Том выпил рюмку, шумно вдохнул носом. Его никто не перебивал.

— Я знаю, почему это случилось. Потому что клумба хоть и на земле, но, по-сути, она не материальна. Люди забыли о небе, и стали считать только выгоду. Настало время огородов. А от клумбы выгоды не было никакой. Ни картошки тебе, ни кабачков, — еще и поливать нужно. Но без нее люди стали только хуже. Они смотрят на загаженный пустырь и злятся, потому что помнят клумбу. Восстанавливать ее не выгодно, но и выгода не решает всех проблем. Это я к тому, что пока в ваших теориях не найдется места обычной клумбе, то грош им цена. Что-то в ваших сюжетах не прописывается. И это что-то — очень важное, что нельзя пощупать. Не знаю, может где-то по-другому. На Украине — так.

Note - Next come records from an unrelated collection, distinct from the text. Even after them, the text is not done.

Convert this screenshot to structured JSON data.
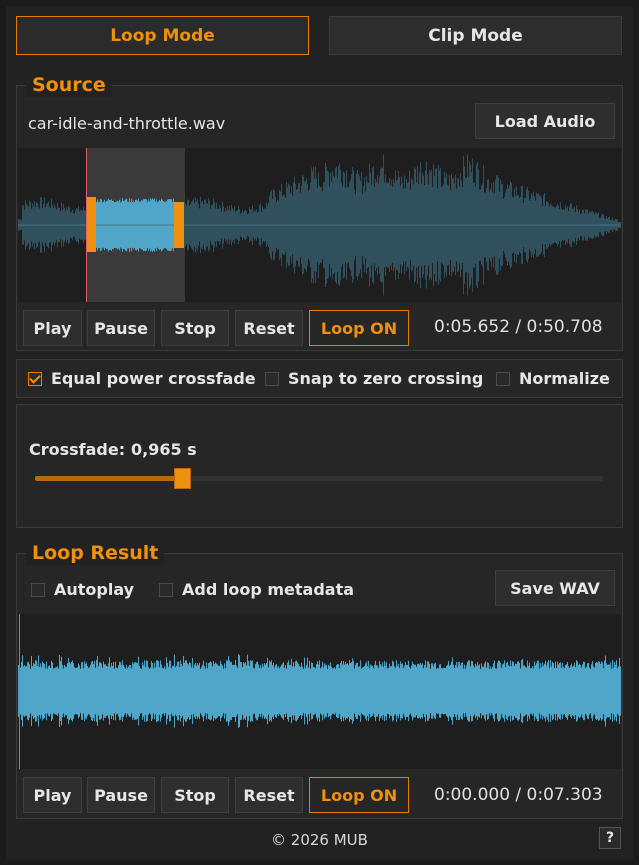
{
  "modes": {
    "loop": "Loop Mode",
    "clip": "Clip Mode"
  },
  "source": {
    "title": "Source",
    "filename": "car-idle-and-throttle.wav",
    "load_label": "Load Audio",
    "transport": {
      "play": "Play",
      "pause": "Pause",
      "stop": "Stop",
      "reset": "Reset",
      "loop": "Loop ON"
    },
    "time": "0:05.652 / 0:50.708"
  },
  "options": {
    "equal_power": {
      "label": "Equal power crossfade",
      "checked": true
    },
    "snap_zero": {
      "label": "Snap to zero crossing",
      "checked": false
    },
    "normalize": {
      "label": "Normalize",
      "checked": false
    }
  },
  "crossfade": {
    "label": "Crossfade:",
    "value_text": "0,965 s",
    "fraction": 0.258
  },
  "result": {
    "title": "Loop Result",
    "autoplay": {
      "label": "Autoplay",
      "checked": false
    },
    "metadata": {
      "label": "Add loop metadata",
      "checked": false
    },
    "save_label": "Save WAV",
    "transport": {
      "play": "Play",
      "pause": "Pause",
      "stop": "Stop",
      "reset": "Reset",
      "loop": "Loop ON"
    },
    "time": "0:00.000 / 0:07.303"
  },
  "footer": {
    "copyright": "© 2026 MUB",
    "help": "?"
  },
  "colors": {
    "accent": "#f0900f",
    "wave_dim": "#30505e",
    "wave_bright": "#4fa6c8",
    "playhead": "#e06060"
  }
}
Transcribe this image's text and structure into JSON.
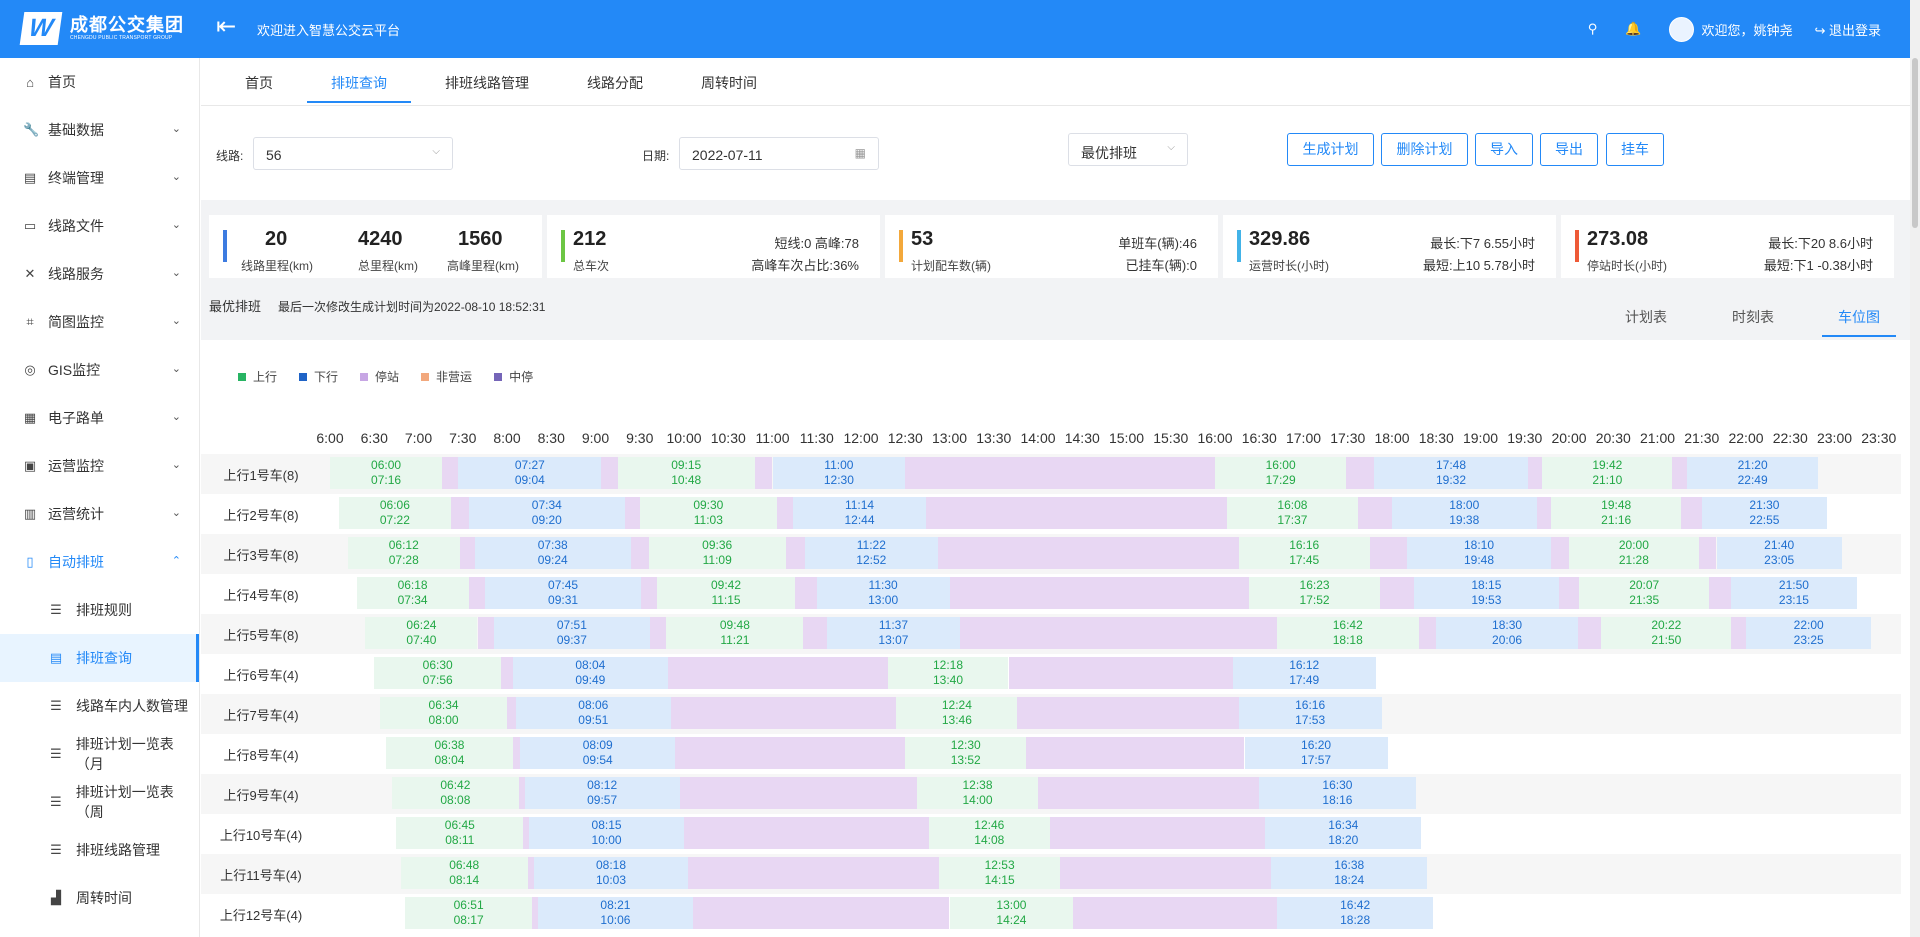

— По новым правилам теперь правильно говорить не «на Украине», а «в Украине». — Сказал Лужа.

— Я согласен. — Сказал Том. — Только рано еще так говорить.

— Это почему?

— А потому что в Украине все мы будем только после смерти. А пока еще на ней, сверху. — Том отошел. Ему хотелось послушать Перовского.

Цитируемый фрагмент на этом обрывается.